Published April 10, 2022
While the date of April 10 may seem insignificant, five years ago today the world changed for a Fort Worth family.
"The first April 10 and the second April 10 and so on... they were hurdles. Honestly, every 10th of every month for several years were hard," Tracy Matheson said.
April 10, 2017 was the day her 22-year-old daughter Molly Matheson was raped and murdered by Reginald Kimbro, a man who she says had a pattern of behavior that should have been identified by law enforcement long before her death.
"This particular offender was known by multiple law enforcement agencies in the state of Texas for raping and strangling women, and they never did anything," Matheson said. "When I learned that, I was like, 'We cannot keep doing it the way we've been doing it. We have to do better.'"
Just last month, Kimbro took a deal and pleaded guilty to her murder. But Matheson says though justice has been served, the fight is just beginning.
"I am a mama on a mission," she said.
Matheson spent the last five years of her life dedicated to a nonprofit she started called "Project Beloved: The Molly Jane Mission."
The name was inspired by a tattoo she never knew her daughter had and the mission is to advocate for change to help sexual assault victims and survivors.
"Beloved bundles" were the first initiative. In many cases, Matheson found when women go to the hospital to receive a rape exam, their clothes are often taken away as evidence.
"We decided we can create something so that when a victim does go and have an exam… they can walk out of the hospital with dignity," she said.
The beloved bundles are filled with personal hygiene items, clothing and coloring books. They've been sent to rape crisis centers and hospitals across the nation. Since 2018, they've delivered over 10,000 beloved bundles to over 30 states.
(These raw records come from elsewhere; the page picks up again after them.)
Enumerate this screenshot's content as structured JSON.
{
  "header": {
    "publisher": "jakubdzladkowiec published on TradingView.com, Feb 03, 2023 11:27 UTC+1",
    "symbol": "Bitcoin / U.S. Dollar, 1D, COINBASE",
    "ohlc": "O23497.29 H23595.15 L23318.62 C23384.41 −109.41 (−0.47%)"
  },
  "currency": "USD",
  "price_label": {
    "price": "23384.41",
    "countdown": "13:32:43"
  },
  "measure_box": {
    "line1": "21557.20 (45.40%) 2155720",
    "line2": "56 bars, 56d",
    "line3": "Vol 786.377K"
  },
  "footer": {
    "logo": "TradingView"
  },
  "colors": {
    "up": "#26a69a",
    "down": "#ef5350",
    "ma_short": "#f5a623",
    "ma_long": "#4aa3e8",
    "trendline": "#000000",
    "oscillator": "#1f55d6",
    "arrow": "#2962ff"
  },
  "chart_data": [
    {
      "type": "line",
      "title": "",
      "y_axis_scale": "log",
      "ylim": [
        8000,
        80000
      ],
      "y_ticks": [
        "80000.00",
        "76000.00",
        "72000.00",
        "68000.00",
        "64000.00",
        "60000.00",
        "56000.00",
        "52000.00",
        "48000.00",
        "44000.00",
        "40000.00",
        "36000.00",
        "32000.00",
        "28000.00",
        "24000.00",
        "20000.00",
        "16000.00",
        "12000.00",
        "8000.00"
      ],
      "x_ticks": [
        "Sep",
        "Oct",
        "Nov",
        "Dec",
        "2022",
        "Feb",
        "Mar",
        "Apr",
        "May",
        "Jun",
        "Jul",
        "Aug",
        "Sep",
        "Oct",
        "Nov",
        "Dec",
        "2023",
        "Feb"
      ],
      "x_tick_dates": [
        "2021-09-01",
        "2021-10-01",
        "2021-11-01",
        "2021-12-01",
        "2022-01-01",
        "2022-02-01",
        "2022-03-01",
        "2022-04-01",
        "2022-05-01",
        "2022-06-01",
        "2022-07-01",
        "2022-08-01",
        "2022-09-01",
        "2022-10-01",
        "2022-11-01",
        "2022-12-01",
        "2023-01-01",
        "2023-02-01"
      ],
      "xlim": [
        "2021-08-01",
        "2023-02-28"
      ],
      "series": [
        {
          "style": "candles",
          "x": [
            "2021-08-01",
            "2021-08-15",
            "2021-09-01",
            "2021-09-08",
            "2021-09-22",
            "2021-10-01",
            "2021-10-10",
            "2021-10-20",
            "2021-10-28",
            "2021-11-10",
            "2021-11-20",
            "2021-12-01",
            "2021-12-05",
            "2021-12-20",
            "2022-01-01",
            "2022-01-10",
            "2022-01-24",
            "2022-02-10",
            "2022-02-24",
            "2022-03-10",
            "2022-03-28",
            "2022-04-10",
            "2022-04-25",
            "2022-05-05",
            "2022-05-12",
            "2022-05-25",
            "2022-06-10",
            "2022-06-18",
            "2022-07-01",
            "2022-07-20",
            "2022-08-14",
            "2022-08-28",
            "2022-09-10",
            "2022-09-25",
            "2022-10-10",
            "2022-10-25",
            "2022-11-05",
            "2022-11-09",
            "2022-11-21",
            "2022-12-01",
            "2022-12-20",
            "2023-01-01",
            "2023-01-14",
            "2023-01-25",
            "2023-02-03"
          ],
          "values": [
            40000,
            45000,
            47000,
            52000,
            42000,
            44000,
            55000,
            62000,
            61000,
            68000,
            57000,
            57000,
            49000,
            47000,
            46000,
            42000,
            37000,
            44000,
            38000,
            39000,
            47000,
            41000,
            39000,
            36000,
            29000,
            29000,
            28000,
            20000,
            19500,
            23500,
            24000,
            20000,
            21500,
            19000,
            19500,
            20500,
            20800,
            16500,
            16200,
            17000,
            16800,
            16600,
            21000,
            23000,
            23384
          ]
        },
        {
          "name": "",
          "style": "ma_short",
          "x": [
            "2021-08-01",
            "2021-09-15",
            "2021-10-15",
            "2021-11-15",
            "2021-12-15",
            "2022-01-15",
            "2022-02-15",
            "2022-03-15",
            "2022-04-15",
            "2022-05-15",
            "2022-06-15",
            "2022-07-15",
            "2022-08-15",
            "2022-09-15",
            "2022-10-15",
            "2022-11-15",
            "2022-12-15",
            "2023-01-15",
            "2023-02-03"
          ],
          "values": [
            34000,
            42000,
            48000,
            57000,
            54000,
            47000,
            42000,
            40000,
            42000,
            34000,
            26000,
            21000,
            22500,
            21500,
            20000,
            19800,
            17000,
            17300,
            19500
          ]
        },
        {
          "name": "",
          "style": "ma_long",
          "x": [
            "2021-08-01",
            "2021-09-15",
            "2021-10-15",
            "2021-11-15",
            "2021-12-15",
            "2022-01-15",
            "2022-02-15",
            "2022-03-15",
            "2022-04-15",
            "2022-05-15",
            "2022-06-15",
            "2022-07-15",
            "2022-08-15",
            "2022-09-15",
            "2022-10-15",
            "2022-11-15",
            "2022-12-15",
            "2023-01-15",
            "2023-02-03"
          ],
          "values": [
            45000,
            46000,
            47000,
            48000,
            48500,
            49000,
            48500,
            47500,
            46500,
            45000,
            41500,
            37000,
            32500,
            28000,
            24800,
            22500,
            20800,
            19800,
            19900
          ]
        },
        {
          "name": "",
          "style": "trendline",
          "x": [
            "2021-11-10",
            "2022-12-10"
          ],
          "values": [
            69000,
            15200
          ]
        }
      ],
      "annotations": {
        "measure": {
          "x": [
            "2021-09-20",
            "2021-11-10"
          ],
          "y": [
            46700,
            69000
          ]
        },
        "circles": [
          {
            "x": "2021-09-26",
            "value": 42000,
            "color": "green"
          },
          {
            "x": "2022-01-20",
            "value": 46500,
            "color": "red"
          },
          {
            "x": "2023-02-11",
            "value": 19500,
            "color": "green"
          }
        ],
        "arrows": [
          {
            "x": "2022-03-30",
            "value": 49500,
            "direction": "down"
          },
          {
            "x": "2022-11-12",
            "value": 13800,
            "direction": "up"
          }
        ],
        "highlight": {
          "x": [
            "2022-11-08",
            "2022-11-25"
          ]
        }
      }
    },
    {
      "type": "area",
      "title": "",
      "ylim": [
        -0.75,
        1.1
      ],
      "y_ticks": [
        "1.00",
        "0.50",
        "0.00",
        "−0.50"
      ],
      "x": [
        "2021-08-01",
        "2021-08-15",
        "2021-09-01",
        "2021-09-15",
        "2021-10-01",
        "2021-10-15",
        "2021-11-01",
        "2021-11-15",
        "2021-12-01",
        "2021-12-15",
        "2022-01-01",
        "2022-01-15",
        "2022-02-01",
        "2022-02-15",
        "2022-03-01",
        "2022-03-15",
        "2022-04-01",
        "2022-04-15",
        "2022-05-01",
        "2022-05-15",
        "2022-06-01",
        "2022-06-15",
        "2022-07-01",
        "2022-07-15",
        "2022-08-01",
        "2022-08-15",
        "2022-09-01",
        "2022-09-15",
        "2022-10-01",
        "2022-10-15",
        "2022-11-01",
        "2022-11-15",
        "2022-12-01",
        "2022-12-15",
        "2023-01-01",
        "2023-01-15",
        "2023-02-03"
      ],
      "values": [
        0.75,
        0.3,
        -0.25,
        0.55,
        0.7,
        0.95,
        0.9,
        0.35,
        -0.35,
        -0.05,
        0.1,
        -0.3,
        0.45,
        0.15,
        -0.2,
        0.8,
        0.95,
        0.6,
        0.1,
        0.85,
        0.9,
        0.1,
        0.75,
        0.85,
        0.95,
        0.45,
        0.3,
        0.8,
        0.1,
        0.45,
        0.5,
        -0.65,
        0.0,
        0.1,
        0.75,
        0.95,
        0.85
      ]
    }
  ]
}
A year later they would install their first soft interview room, a space to help victims of sexual violence feel comfortable telling their stories. Now there are 42 of them across the United States.
And then there are social work scholarships for University of Arkansas students. In honor of the school Molly Jane attended and the major she planned to pursue, the scholarships are given out in $2,200 increments in honor of her 22 years on earth.
"We just felt like it would be appropriate to honor that dream of hers," Matheson said.
But there was one more goal to meet.
She says they were just too many gaps in the justice system that allowed her daughter's death. So she helped champion Texas House Bill 3106, now officially known in Texas as Molly Jane's Law.
"It was signed by the governor in September of 2019," she said.
The law requires all state law enforcement to enter information about sex offenses into the federal database called ViCAP, otherwise known as the Violent Criminal Apprehension Program that was designed in the 1980s but wasn't always used.
The nationwide database helps identify serial killers and rapists.
"They have patterns of behavior, and ViCAP will help identify those patterns of behavior because law enforcement doesn't talk to each other, naturally," Matheson said.
It's meant to help connect the dots and save more lives.
"These are all things that our Molly inspired. If she could, she would be right here beside me, fighting this fight with me," she said.
And though Matheson has accomplished a lot in the last five years, she says April 10 is a reminder of just how much more work there's left to do.
"It will forever be a day of significance in our lives, because everything changed April 10," she said. "This is not the end of the story, Molly's story will live on, Molly's story will impact change. That is what our purpose has been since day one… How to bring lightness out of this darkness."